The Ministry of of Energy and Petroleum has rejected Tullow’s compensation bill, arguing it was excessive and not justified.
“We have written back to them demanding for justification on the $2 billion dollars’ bill. Our own audit points to a lower figure,” said a top official at the Petroleum ministry, who spoke on condition of anonymity, Business Daily reported.
“Tullow is in serious need of cash and they are rejecting the government’s position that the compensation bill is lower.”
Kenya’s spending cut follows Tullow trend in Ghana where the british firm has also made some drastic budget cuts in recent months after being hit by weak output. Carapa-1 well off Guyana’s coast in South America which the British firm had been banking its hopes on also came off short and less oil than expected surfaced.
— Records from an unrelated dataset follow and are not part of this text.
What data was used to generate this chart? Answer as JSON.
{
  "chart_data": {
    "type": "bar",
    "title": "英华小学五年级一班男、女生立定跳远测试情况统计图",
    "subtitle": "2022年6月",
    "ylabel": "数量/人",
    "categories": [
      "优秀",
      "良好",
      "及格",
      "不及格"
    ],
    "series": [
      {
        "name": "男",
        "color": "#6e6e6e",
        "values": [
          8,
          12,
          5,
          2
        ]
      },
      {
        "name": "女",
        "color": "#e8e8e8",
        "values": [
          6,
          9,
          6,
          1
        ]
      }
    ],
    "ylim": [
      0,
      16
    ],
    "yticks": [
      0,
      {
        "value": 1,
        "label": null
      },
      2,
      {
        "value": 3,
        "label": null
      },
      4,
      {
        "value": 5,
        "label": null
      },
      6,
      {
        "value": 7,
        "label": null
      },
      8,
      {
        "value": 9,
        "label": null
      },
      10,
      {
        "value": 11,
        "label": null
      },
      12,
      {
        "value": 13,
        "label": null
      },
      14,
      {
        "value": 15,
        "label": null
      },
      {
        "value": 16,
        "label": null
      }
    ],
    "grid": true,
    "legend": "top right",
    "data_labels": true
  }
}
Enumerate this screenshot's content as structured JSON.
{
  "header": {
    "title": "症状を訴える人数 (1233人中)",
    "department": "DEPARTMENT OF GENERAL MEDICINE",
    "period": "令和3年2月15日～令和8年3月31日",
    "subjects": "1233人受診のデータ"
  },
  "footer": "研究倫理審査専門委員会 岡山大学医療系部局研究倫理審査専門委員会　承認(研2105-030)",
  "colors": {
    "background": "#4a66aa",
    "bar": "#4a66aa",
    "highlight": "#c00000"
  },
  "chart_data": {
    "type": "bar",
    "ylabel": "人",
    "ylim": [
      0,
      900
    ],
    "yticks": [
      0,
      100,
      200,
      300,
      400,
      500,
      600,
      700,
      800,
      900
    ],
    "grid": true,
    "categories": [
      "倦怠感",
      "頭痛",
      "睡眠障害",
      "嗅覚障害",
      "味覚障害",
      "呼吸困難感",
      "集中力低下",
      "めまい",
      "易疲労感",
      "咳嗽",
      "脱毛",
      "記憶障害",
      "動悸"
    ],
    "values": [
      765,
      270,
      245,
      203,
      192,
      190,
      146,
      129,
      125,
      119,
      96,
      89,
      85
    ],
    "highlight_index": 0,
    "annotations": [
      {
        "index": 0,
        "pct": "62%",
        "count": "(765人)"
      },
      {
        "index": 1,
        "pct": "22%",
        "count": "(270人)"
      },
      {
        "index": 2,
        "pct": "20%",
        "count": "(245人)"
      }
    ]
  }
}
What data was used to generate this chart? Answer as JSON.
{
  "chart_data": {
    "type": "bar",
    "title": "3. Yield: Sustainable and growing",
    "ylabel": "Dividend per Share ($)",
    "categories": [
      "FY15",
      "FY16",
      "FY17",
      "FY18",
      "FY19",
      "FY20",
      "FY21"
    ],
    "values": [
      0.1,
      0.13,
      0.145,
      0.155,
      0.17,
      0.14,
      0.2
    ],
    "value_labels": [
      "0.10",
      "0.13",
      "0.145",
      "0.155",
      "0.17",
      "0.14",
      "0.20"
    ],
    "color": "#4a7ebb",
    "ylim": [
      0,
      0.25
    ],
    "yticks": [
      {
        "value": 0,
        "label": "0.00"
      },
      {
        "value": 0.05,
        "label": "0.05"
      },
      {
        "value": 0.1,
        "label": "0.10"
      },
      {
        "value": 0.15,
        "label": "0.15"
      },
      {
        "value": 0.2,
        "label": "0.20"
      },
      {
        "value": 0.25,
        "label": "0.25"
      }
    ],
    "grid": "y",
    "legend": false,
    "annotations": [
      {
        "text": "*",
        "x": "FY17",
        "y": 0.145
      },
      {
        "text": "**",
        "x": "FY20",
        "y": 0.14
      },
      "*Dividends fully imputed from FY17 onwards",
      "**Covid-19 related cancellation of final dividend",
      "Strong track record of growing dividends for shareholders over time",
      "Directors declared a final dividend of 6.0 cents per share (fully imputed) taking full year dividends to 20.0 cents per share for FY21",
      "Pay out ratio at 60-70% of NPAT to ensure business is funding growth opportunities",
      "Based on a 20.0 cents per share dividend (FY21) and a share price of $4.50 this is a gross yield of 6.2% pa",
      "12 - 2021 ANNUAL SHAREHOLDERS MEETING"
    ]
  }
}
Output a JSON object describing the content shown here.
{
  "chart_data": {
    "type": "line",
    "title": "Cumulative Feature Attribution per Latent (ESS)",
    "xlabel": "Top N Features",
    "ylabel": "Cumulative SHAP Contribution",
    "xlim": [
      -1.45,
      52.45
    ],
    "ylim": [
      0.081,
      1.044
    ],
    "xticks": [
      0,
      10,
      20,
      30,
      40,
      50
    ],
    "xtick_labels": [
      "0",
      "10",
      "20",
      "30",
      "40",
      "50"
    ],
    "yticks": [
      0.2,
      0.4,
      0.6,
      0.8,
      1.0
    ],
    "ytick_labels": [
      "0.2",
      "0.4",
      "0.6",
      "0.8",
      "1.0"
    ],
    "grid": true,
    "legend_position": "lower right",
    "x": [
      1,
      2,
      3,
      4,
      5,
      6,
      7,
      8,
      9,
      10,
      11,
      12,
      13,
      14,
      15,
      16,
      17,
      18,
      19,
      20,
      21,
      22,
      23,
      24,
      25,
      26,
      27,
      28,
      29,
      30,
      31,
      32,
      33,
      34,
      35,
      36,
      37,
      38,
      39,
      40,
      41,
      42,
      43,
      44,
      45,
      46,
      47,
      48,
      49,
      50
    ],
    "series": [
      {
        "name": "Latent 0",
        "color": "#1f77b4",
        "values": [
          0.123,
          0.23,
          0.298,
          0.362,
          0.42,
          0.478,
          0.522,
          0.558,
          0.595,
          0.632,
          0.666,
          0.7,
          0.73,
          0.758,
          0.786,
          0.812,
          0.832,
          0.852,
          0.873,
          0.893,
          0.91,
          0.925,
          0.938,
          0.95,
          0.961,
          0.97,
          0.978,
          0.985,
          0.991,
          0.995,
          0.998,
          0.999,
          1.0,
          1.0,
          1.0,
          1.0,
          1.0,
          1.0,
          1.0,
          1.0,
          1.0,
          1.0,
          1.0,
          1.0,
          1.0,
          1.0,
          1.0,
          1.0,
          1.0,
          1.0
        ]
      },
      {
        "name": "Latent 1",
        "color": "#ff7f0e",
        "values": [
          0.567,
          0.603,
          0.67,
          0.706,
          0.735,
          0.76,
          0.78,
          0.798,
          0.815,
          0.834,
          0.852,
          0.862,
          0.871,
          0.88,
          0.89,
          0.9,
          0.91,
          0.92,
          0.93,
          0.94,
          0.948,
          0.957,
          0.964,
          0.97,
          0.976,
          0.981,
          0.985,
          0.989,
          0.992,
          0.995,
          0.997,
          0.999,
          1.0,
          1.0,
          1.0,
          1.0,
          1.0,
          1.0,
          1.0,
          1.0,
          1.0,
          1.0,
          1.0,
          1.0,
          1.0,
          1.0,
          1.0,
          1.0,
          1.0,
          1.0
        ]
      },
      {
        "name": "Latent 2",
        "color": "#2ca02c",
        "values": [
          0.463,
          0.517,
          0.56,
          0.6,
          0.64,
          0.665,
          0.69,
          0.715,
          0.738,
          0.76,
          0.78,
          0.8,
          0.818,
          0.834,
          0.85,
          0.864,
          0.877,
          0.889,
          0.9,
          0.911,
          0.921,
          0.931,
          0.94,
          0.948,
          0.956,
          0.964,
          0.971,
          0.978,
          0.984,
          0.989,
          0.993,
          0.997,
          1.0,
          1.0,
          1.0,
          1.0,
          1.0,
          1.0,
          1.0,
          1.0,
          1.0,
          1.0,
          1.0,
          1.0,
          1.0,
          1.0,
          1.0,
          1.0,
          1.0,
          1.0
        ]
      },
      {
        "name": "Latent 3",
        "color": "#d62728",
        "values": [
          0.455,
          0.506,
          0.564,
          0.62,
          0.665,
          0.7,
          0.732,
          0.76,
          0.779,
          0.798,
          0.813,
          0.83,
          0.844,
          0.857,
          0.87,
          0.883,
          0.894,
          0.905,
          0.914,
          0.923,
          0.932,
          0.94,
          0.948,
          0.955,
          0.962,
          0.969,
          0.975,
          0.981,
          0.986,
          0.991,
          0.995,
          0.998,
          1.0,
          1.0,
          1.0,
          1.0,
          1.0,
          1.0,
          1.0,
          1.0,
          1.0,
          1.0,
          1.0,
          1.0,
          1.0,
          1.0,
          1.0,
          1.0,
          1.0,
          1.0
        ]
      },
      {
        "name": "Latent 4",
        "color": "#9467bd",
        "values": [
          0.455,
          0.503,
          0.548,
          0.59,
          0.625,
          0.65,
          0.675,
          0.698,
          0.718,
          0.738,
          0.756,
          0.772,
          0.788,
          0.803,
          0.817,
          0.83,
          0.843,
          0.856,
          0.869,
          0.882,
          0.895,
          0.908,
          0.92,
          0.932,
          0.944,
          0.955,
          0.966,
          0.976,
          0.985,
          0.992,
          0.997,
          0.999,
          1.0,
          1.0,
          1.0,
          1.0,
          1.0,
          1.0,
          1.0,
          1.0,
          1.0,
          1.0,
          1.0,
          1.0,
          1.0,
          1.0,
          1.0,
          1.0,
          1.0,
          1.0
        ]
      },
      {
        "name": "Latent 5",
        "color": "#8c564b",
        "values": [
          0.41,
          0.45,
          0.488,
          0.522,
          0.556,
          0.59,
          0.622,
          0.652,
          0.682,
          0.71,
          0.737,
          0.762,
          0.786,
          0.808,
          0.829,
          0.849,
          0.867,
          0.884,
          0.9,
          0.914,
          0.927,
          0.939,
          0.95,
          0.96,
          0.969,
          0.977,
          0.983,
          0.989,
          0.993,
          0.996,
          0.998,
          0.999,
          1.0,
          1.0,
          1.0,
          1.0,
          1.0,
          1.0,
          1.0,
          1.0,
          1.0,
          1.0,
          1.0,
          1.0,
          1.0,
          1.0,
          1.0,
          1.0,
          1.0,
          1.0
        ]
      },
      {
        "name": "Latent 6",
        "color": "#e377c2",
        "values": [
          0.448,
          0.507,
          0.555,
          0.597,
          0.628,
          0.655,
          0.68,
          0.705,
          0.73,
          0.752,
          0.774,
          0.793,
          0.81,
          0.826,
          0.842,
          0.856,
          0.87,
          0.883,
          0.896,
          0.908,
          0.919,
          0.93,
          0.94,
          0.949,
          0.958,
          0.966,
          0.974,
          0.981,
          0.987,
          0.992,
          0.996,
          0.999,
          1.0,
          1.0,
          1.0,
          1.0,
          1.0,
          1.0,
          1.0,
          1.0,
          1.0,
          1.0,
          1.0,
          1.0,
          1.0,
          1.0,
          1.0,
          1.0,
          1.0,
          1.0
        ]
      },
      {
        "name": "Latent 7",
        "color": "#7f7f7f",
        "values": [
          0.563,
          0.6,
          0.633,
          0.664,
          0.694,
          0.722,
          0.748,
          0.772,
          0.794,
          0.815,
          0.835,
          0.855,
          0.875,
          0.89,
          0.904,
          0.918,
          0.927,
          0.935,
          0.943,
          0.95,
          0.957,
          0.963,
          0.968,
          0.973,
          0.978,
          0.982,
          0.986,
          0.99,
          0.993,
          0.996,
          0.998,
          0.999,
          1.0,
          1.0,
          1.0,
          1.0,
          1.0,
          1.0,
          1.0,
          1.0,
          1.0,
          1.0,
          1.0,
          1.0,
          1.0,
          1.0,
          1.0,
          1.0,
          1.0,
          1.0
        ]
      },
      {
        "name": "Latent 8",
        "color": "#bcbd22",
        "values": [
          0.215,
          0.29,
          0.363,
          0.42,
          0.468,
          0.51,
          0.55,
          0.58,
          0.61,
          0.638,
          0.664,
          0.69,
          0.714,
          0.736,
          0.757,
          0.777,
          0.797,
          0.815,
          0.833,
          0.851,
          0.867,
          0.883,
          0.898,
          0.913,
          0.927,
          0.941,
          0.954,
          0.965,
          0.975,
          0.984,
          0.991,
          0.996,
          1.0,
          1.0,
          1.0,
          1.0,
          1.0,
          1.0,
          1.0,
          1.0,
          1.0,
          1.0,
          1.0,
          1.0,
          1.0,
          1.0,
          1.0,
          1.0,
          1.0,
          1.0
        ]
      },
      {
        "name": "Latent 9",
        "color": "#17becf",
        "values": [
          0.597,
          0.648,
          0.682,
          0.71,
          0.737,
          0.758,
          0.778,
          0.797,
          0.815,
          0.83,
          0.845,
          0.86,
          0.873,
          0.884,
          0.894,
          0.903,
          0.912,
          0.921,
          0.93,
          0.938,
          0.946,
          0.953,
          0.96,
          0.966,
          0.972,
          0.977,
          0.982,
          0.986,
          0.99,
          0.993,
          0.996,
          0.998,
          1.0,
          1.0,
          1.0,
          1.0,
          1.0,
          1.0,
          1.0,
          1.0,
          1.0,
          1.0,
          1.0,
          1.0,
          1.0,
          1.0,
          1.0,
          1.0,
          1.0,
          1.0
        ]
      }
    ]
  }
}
On top of all its troubles, the London-based company is also facing governance issues while its partner in Lokichar, Africa Oil is in financial woes.
Kenya plans to start exporting its crude oil commercially in 2022 and that’s when Tullow Oil hopes to recover their exploration costs totalling $2 billion. Tullow estimates the Turkana oil fields contain 560 million barrels in proven and probable reserves and expects them to produce up to 100,000 barrels per day from 2022.
Tullow requires a commitment from the government that Kenya owes the firm $2 billion (Sh204 billion) so has to use the pledge to sweeten the offer for sale of its stake.
Tullow, which operates the project, last year indicated it intended to sell up to 20 percent of its 50 percent stake in the blocks.
However, it is now reportedly willing to sell the entire stake after disappointing exploration results in Guyana and production problems in Ghana that prompted the ousting of its chief executive and wiped out nearly half of the company’s market value.
The exploration bill has been the subject of speculation for years following delays by the Kenyan government to hire a firm to audit the costs.
In 2016, Kenya hired an undisclosed firm for the audit, whose findings are to be used to challenge the Tullow bill.
A lack of agreement on the compensation could force Kenya and Tullow to go for arbitration in the UK in line with the crude oil exploration contract.